Trazer o projecto para Portugal
O próximo passo é começar a fazer estas sessões informativas também em Portugal. “Estou a tentar trazer o projecto para Portugal. Já não me imagino num escritório das 9h às 17h00, quero ajudar e impactar, mas preciso de uma fonte de rendimento. A recepção aqui, porém, tem sido mais púdica, as pessoas são mais fechadas. Até me disseram ‘se calhar tens mais sorte no Quénia’, o que me surpreendeu. Acho importante organizar workshops com mulheres para falar sobre a sua saúde, a relevância de olharmos para e por nós”, frisa. Tessy Gomes pensou que seria mais fácil implementar o Mum’s Togetherness em Portugal, mas a verdade é que, comparativamente, no Quénia os obstáculos foram menores no país africano. “Até tive homens nas minhas sessões no Quénia! E quando fui trabalhar com a comunidade muçulmana, pensei que seria difícil abordar porque as mulheres nem podem ir à mesquita quando estão menstruadas, mas foram muito abertas, receptivas. Em Portugal, pensei que seria só chegar e ir falar com associações e autarquias, mas a resposta é ‘temos de ver como vamos sensibilizar as pessoas’. Nunca pensei”, diz, explicando que costuma, por exemplo, nas suas sessões fazer esse trabalho de sensibilização junto dos rapazes. “Digo aos rapazes ‘vocês não querem falar sobre isto, mas sem o ciclo menstrual da mulher vocês não estariam aqui’. Temos de educar os jovens de forma diferente”, salienta.

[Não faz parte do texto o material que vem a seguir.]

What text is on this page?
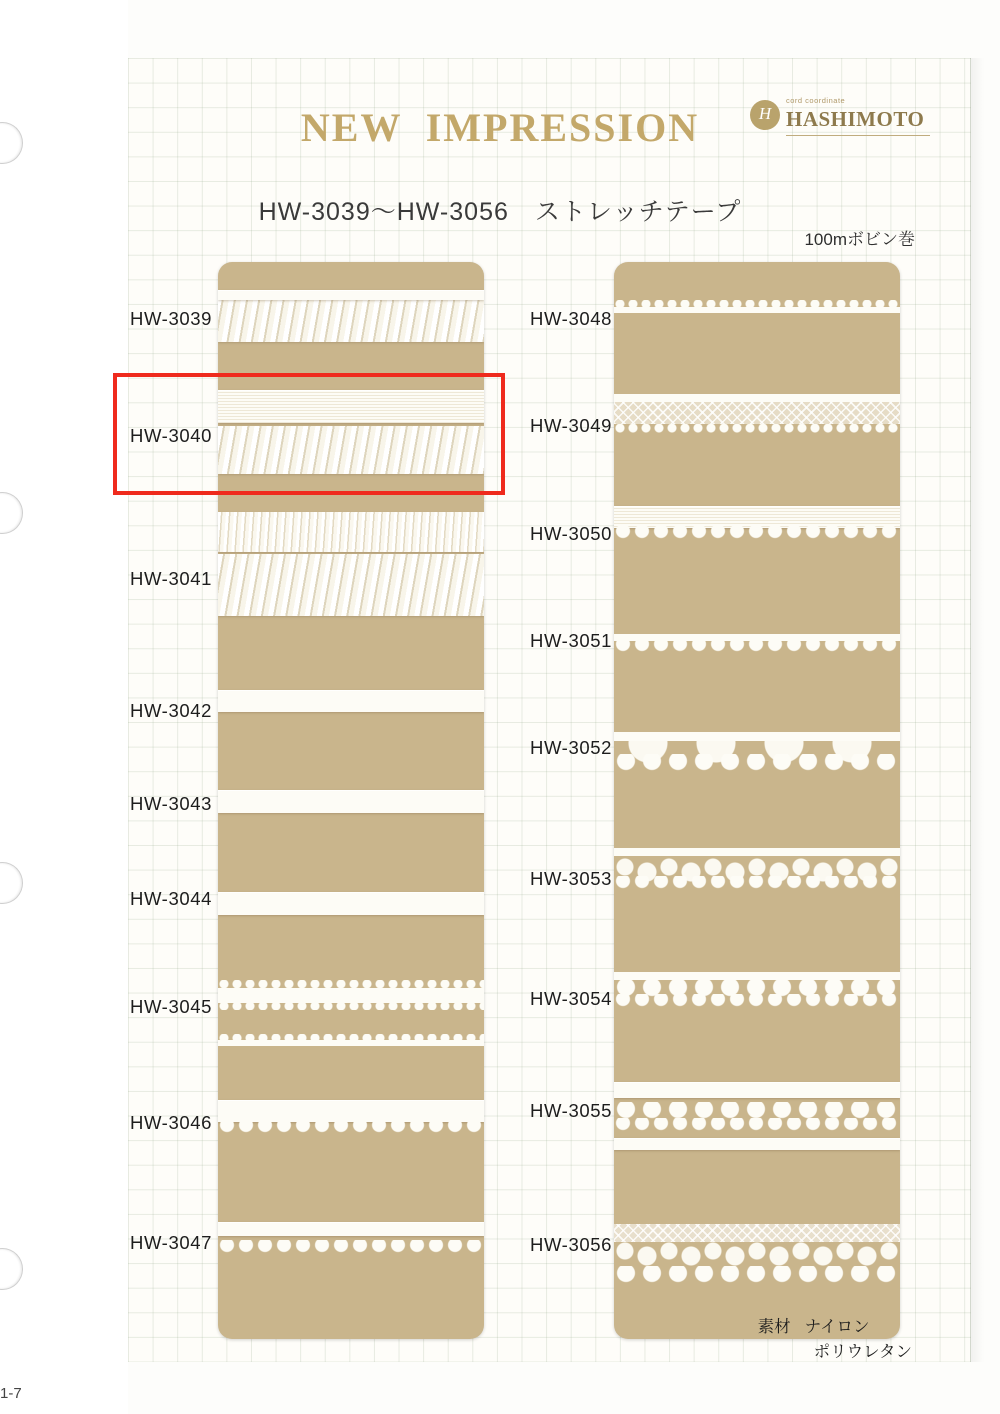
NEW IMPRESSION
HW-3039〜HW-3056 ストレッチテープ
100mボビン巻
H
cord coordinate
HASHIMOTO
HW-3039
HW-3040
HW-3041
HW-3042
HW-3043
HW-3044
HW-3045
HW-3046
HW-3047
HW-3048
HW-3049
HW-3050
HW-3051
HW-3052
HW-3053
HW-3054
HW-3055
HW-3056
素材 ナイロン
ポリウレタン
1-7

Desde 2016 tem sido uma roda-viva entre Portugal e Quénia, no início levando muitos donativos para lá, mas agora com a filha pequena a acompanhá-la, Tessy prefere os donativos monetários. “Levava sempre muitos donativos daqui, mas agora prefiro que dêem monetariamente e eu compro lá porque com a bebé tenho de levar muita coisa comigo. Em Março, ela já me acompanhou na viagem para o Quénia e andou comigo nas comunidades, nas motas, nos Tuk Tuk, a falar com as mulheres, anda por todo o lado”, conta Tessy Gomes, acrescentando que a filha se apaixonou de tal forma por motas que até nos carrosséis das festas populares escolhe sempre esse transporte. “Está a crescer neste meio e acho que quando começar a perceber o trabalho que faço, estes temas para ela vão ser banais e, quem sabe, talvez um dia possa continuar esta senda”, afirma. Sobre o futuro, o essencial é garantir a “sustentabilidade” do projecto. “O problema destes projectos é que passamos anos em angariações de fundos e eu quero tornar isto sustentável através da venda de produtos menstruais. Já tenho algumas costureiras no Quénia e quero vender para todo o mundo”, lança.
Sobre conselhos sobre saúde feminina, Tessy Gomes deixa o mais importante: “A maior dica que posso dar é conhecer o nosso corpo. Agarrem num espelho, olhem para a vossa vulva, às vezes podem até encontrar algo de errado. Se falarmos de higiene, não se ponham a lavar com sabonetes de rosas ou a lavar por dentro, lavem com produtos de PH neutro ou, se souberem o vosso PH natural, ainda melhor, porque senão vão acabar por provocar infecções. Tentem sempre ir a um médico credível e tenham muitas conversas no vosso núcleo familiar sobre estes assuntos para que tornem menos tabus e mais banais porque é algo que todas as mulheres vivem no seu dia-a-dia”.